Full Length ArticleEffect of pubertal suppression and cross-sex hormone therapy on bone turnover markers and bone mineral apparent density (BMAD) in transgender adolescents

- The effect of puberty suppression and cross-sex hormone therapy on bone health in transgender adolescents is unknown.
- P1NP and 1CTP decreased during therapy with GnRHa and were even lower after 24 months of cross-sex hormone therapy.
- The lumbar spine BMAD and Z-scores increased after 24 months of cross-sex hormone therapy in transgender adolescents.
- Added value of BTM measurements seem to be limited, but DXA-scans remain important in follow-up of transgender adolescents.

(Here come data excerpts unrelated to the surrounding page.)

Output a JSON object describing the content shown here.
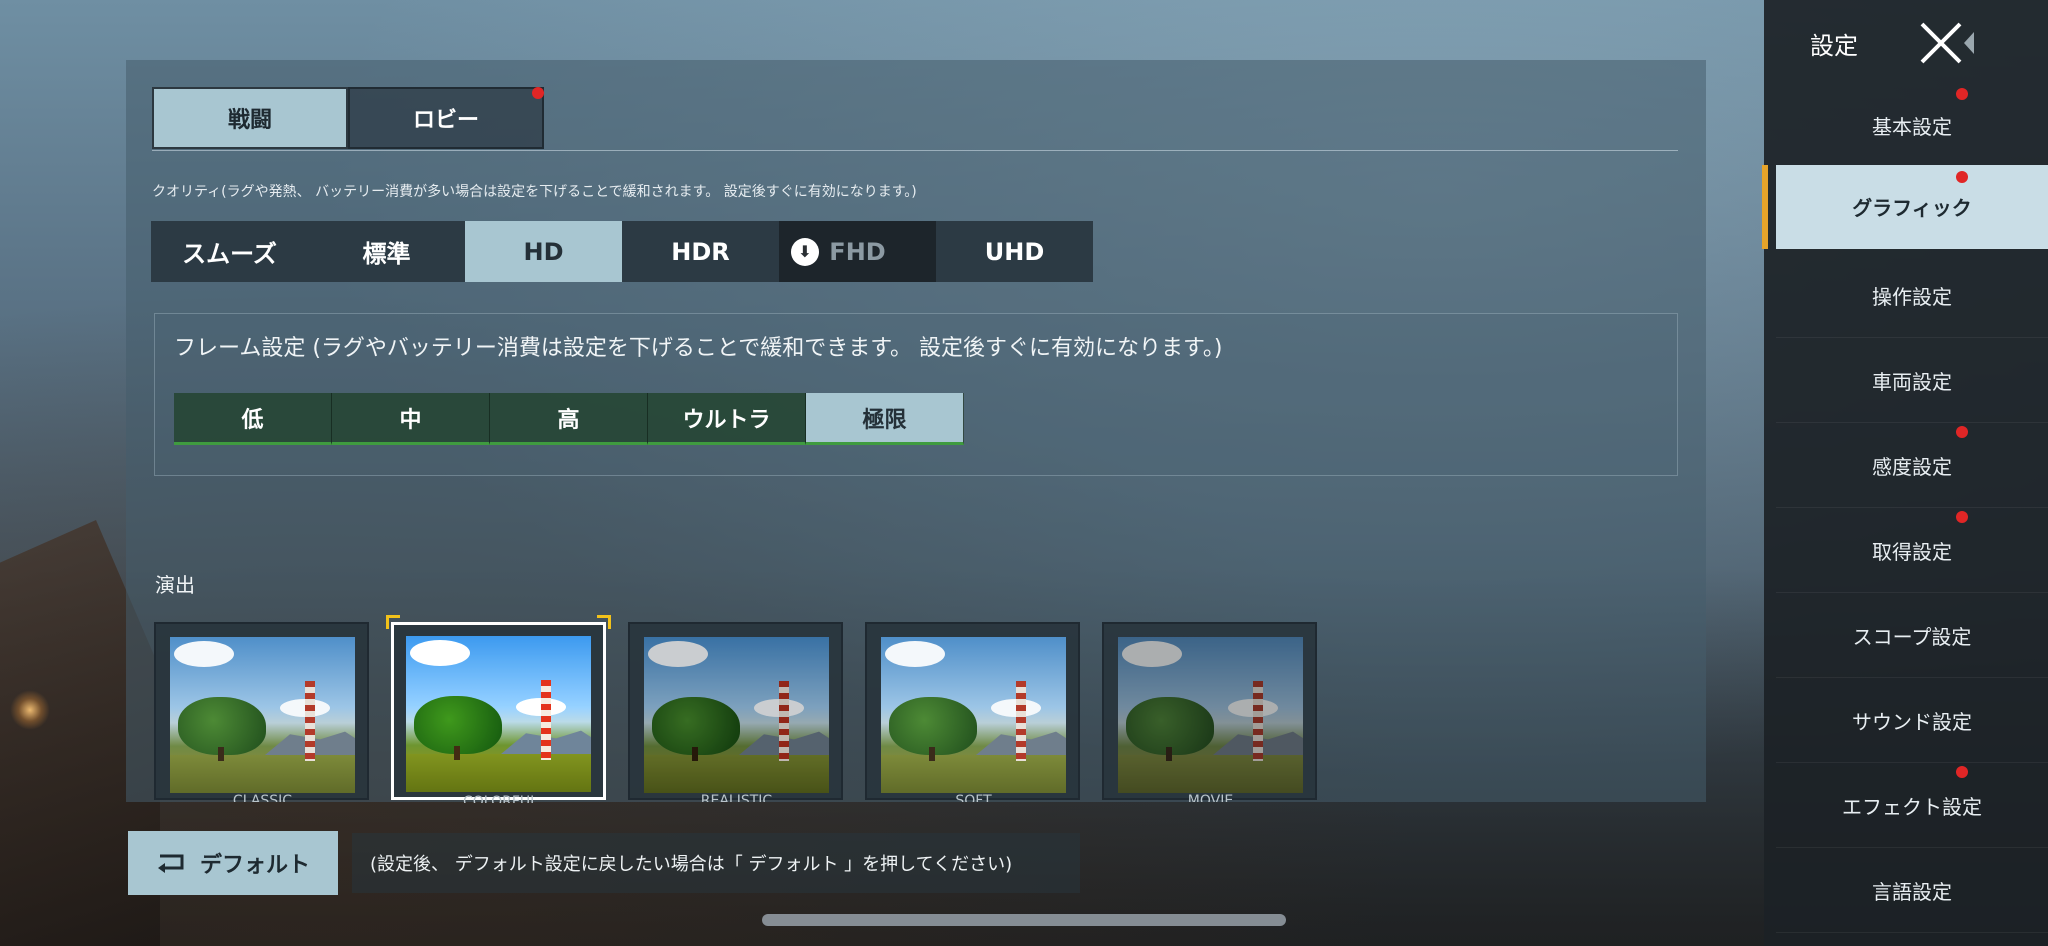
{
  "tabs": [
    {
      "label": "戦闘",
      "active": true,
      "badge": false
    },
    {
      "label": "ロビー",
      "active": false,
      "badge": true
    }
  ],
  "quality": {
    "note": "クオリティ(ラグや発熱、 バッテリー消費が多い場合は設定を下げることで緩和されます。 設定後すぐに有効になります。)",
    "options": [
      {
        "label": "スムーズ",
        "state": "normal"
      },
      {
        "label": "標準",
        "state": "normal"
      },
      {
        "label": "HD",
        "state": "active"
      },
      {
        "label": "HDR",
        "state": "normal"
      },
      {
        "label": "FHD",
        "state": "disabled",
        "icon": "download-icon"
      },
      {
        "label": "UHD",
        "state": "normal"
      }
    ]
  },
  "frame": {
    "note": "フレーム設定 (ラグやバッテリー消費は設定を下げることで緩和できます。 設定後すぐに有効になります。)",
    "options": [
      {
        "label": "低",
        "active": false
      },
      {
        "label": "中",
        "active": false
      },
      {
        "label": "高",
        "active": false
      },
      {
        "label": "ウルトラ",
        "active": false
      },
      {
        "label": "極限",
        "active": true
      }
    ]
  },
  "effects": {
    "label": "演出",
    "cards": [
      {
        "label": "CLASSIC",
        "selected": false,
        "style": "normal"
      },
      {
        "label": "COLORFUL",
        "selected": true,
        "style": "vivid"
      },
      {
        "label": "REALISTIC",
        "selected": false,
        "style": "dim"
      },
      {
        "label": "SOFT",
        "selected": false,
        "style": "normal"
      },
      {
        "label": "MOVIE",
        "selected": false,
        "style": "dark"
      }
    ]
  },
  "default_button": {
    "label": "デフォルト",
    "icon": "reset-icon"
  },
  "default_note": "(設定後、 デフォルト設定に戻したい場合は「 デフォルト 」を押してください)",
  "sidebar": {
    "title": "設定",
    "close_icon": "close-icon",
    "items": [
      {
        "label": "基本設定",
        "active": false,
        "badge": true
      },
      {
        "label": "グラフィック",
        "active": true,
        "badge": true
      },
      {
        "label": "操作設定",
        "active": false,
        "badge": false
      },
      {
        "label": "車両設定",
        "active": false,
        "badge": false
      },
      {
        "label": "感度設定",
        "active": false,
        "badge": true
      },
      {
        "label": "取得設定",
        "active": false,
        "badge": true
      },
      {
        "label": "スコープ設定",
        "active": false,
        "badge": false
      },
      {
        "label": "サウンド設定",
        "active": false,
        "badge": false
      },
      {
        "label": "エフェクト設定",
        "active": false,
        "badge": true
      },
      {
        "label": "言語設定",
        "active": false,
        "badge": false
      }
    ]
  },
  "colors": {
    "active_button": "#a8c6d1",
    "badge": "#e02626",
    "frame_underline": "#3f9b3f",
    "sidebar_accent": "#e6a42a",
    "selection_corner": "#f2c21b"
  }
}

Puberty is highly important for the accumulation of bone mass. Bone turnover and bone mineral density (BMD) can be affected in transgender adolescents when puberty is suppressed by gonadotropin-releasing hormone analogues (GnRHa), followed by treatment with cross-sex hormone therapy (CSHT). We aimed to investigate the effect of GnRHa and CSHT on bone turnover markers (BTMs) and bone mineral apparent density (BMAD) in transgender adolescents. Gender dysphoria was diagnosed based on diagnostic criteria according to the DSM-IV (TR). Thirty four female-to-male persons (transmen) and 22 male-to-female persons (transwomen)were included. Patients were allocated to a young (bone age of < 15 years in transwomen or < 14 in transmen) or old group (bone age of ≥ 15 years in transwomen or ≥ 14 years in transmen). All were treated with GnRHa triptorelin and CSHT was added in incremental doses from the age of 16 years. Transmen received testosterone esters (Sustanon, MSD) and transwomen received 17-β estradiol. P1NP, osteocalcin, ICTP and BMD of lumbar spine (LS) and femoral neck (FN) were measured at three time points. In addition, BMAD and Z-scores were calculated. We found a decrease of P1NP and 1CTP during GnRHa treatment, indicating decreased bone turnover (young transmen 95% CI − 74 to − 50%, p = 0.02, young transwomen 95% CI − 73 to − 43, p = 0.008). The decrease in bone turnover upon GnRHa treatment was accompanied by an unchanged BMAD of FN and LS, whereas BMAD Z-scores of predominantly the LS decreased especially in the young transwomen. Twenty-four months after CSHT the BTMs P1NP and ICTP were even more decreased in all groups except for the old transmen. During CSHT BMAD increased and Z-scores returned towards normal, especially of the LS (young transwomen CI 95% 0.1 to 0.6, p = 0.01, old transwomen 95% CI 0.3 to 0.8, p = 0.04). To conclude, suppressing puberty by GnRHa leads to a decrease of BTMs in both transwomen and transmen transgender adolescents. The increase of BMAD and BMAD Z-scores predominantly in the LS as a result of treatment with CSHT is accompanied by decreasing BTM concentrations after 24 months of CSHT. Therefore, the added value of evaluating BTMs seems to be limited and DXA-scans remain important in follow-up of bone health of transgender adolescents.